Em 97, em Cingapura, aprendeu equitação, motivada pelo companheiro, o inglês Tobias Hanbury, com quem tem cinco filhos - quatro garotas (Kim, Shanna, Nina e Maya) e um menino (Konan). Dois anos mais tarde, na Irlanda, fez aulas de pólo. Ainda em 99 foi para a Argentina, onde melhorou sua técnica e nunca mais deixou de praticar a modalidade.
Não é craque, não desequilibra os jogos, mas freqüentemente recebe convites para disputar partidas pelo mundo.
E não qualquer partida. Há duas semanas, exibiu a habilidade na Real Academia Militar de Sandhurst, centro de treinamento inicial dos oficiais da Armada Britânica - Sandhurst foi onde se formou, por exemplo, o príncipe Harry, neto da rainha Elizabeth II. Neste mês, atuou ainda na Itália e na Espanha.
A idéia do The Amazons Polo Team, o primeiro time brasileiro feminino de pólo (apesar do nome inglês), um esporte sem popularidade no País, surgiu em 2003 com o jornalista e publicitário Mauro Salles. Kristie gostou da sugestão e tratou de levar o projeto à frente. Em 2004 começou a formar o time e, em 2006, as amazonas entraram em campo para o primeiro jogo. Foi um Brasil x Argentina.

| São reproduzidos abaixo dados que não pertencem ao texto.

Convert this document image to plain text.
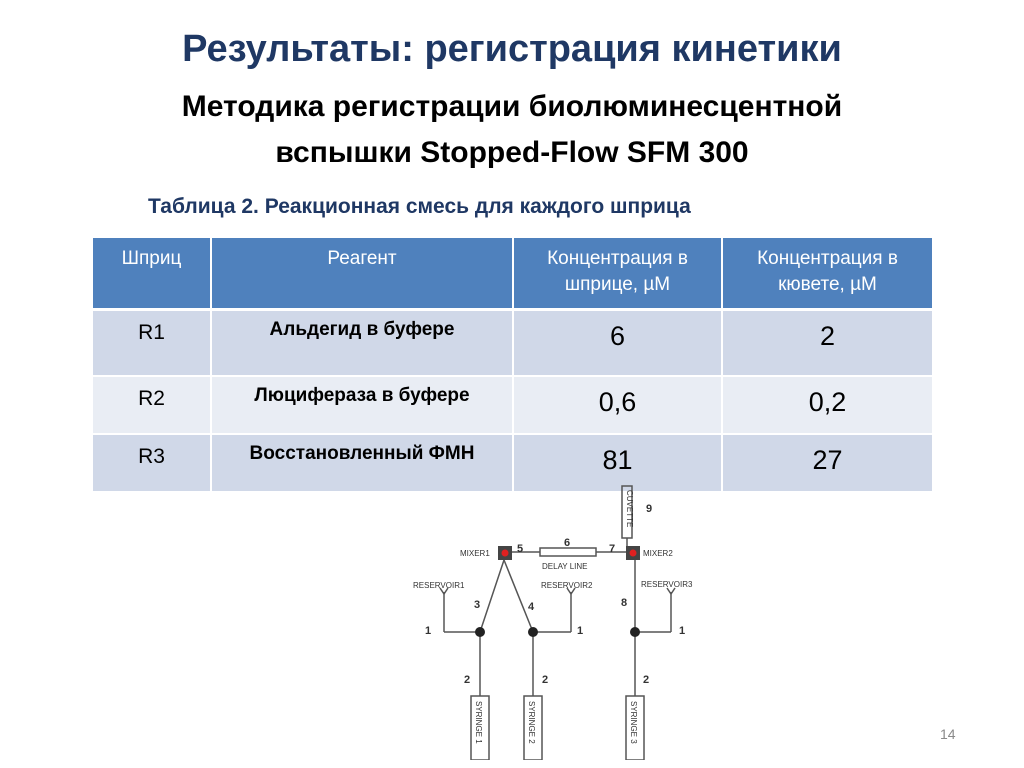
Результаты: регистрация кинетики
Методика регистрации биолюминесцентной
вспышки Stopped-Flow SFM 300
Таблица 2. Реакционная смесь для каждого шприца
Шприц	Реагент	Концентрация в шприце, µМ	Концентрация в кювете, µМ
R1	Альдегид в буфере	6	2
R2	Люцифераза в буфере	0,6	0,2
R3	Восстановленный ФМН	81	27
CUVETTE 9
MIXER1 5	6
DELAY LINE
7	MIXER2
RESERVOIR1	RESERVOIR2	RESERVOIR3
3	4	8
1	1	1
2	2	2
SYRINGE 1	SYRINGE 2	SYRINGE 3	14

Por falta de patrocínio, o time nem sempre pode aceitar os convites. Além de Kristie, cinco garotas brasileiras normalmente compõem o The Amazons. Três vivem no Sul do País e outras três moram hoje na Inglaterra. Quando elas não conseguem se reunir, atletas de outros países completam o time da ex-modelo carioca. "O pólo é um esporte de elite, mas está crescendo mundialmente e é interessante para o espectador", diz Kristie. "Minha intenção é mostrar o pólo e ajudá-lo a crescer no Brasil."
Além do pólo, a moça se dedica a projetos sociais, pelos quais ajuda pessoas com restrições motoras - a equitação é importante aliada - e câncer. Kristie teve, recentemente, câncer na mama. É verdade! Curou-se e hoje leva vida normal. Ou melhor, leva vida à moda Kristie Hanbury, viajando o mundo, jogando pólo, ajudando gente e superando barreiras insuperáveis.